A week later she calls me back and proudly tells me that the financial advisor assured her that the annuity he is selling has no fees. I spend some time telling her that the bank is not a charity and there are fees being paid. So I instruct her to go back and ask him a simple question: how much is he making on this proposed sale? And if he claims he is making nothing, ask him to put it in writing that no fees or commissions of any sort will be paid to anybody, including him.
She called me back the next week and said that the financial advisor, in reply to her reading the questions from a piece of paper, tried convincing her that she has to trust him and if she needs to read prepared questions from a piece of paper, well, she is insulting his professionalism.
I told her to never walk into that branch again! So far, so good.
 
After feeling like I was in the Spinal Tap movie discussing the amp going to 11, I moved on.

Great write-up, this was exactly what I was thinking just before you mentioned it yourself.

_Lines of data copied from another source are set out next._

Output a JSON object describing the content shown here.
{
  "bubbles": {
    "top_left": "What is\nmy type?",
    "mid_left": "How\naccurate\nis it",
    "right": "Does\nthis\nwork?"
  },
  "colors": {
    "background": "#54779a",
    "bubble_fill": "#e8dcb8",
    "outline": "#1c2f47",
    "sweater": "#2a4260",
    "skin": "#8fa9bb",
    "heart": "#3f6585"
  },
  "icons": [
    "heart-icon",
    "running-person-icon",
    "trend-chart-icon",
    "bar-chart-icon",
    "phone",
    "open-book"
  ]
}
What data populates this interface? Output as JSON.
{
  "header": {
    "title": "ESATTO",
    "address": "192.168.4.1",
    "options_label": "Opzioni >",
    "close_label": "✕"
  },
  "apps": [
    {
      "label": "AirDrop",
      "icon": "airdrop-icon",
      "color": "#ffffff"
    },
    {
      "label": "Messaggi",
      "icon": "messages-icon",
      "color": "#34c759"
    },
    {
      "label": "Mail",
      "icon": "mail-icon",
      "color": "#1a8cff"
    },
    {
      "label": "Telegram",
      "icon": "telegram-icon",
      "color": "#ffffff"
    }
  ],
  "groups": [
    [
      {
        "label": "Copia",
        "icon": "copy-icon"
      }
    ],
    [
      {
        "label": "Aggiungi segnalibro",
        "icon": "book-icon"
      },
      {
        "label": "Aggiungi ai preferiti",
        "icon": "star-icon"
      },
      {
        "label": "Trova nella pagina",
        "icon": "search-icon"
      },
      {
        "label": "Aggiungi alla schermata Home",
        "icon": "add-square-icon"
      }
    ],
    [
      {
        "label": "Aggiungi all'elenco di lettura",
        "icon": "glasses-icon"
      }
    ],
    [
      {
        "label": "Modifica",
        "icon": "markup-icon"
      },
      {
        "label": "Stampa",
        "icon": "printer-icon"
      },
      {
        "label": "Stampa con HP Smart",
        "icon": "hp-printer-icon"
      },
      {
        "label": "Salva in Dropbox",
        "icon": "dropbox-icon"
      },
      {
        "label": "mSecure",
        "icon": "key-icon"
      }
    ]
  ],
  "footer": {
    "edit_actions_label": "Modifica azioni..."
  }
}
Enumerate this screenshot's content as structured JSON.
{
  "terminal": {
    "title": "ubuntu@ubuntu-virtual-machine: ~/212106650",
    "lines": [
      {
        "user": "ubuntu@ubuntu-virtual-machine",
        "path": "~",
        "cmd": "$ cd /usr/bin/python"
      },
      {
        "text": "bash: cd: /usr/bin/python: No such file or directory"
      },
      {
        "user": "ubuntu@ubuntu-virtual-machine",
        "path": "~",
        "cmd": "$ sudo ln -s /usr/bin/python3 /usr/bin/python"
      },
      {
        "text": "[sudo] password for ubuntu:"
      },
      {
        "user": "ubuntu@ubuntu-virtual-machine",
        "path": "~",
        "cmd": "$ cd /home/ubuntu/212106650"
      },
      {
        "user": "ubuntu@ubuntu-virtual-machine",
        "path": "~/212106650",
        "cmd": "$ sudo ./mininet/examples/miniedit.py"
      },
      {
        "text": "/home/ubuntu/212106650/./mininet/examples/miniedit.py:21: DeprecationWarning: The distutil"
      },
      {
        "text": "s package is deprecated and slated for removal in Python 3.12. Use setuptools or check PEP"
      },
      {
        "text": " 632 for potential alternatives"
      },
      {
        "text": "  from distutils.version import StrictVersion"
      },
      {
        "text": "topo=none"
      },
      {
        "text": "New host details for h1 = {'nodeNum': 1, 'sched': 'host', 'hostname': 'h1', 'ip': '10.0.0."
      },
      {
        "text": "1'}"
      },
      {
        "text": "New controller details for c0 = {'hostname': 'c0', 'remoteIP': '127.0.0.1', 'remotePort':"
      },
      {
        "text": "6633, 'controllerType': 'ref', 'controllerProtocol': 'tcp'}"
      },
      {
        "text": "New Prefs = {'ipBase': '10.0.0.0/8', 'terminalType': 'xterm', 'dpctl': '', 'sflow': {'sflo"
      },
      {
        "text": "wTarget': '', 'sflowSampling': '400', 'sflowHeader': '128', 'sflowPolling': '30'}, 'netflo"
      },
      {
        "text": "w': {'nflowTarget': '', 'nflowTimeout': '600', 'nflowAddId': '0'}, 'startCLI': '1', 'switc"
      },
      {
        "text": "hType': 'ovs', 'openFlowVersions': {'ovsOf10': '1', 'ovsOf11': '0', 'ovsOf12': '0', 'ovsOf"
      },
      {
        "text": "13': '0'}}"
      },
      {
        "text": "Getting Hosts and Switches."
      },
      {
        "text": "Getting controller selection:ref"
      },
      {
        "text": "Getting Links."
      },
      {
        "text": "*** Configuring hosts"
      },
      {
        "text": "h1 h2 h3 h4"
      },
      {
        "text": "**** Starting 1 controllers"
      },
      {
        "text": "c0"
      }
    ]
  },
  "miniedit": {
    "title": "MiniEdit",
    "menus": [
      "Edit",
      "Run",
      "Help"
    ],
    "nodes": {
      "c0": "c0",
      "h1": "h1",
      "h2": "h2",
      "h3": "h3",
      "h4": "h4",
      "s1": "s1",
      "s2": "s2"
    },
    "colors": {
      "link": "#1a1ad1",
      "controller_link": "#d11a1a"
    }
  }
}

This fund has no [-]expenses[/-] fees.
 
My neighbor has had about 100k at wells fargo advisors since 2007. He was looking at his statements and realized he has paid wells fargo over 7k in fees over the years. He has a small negative total return as well. I couldn't help but tell him he also is paying annual expense on all of the funds they have him in as well... I suggested he give Vanguard a call.
 
We need a Miranda rule for investing.

The first two lines of a Miranda rule for investing should go something like this;

You have the right to remain stupid.

Anyway I can take advantage of and make money from you, I will.



Feel free add and embellish the rest.
 
If it walks like a duck and quacks like a duck . . . . . . .
 
My bank just put in a fingerprint/facial ID for the safety deposit box. It's great. Don't have to deal with anyone, and there's never been a line in the half dozen or so times I've gone.

I guess I'll miss out on those solicitations you so enjoy.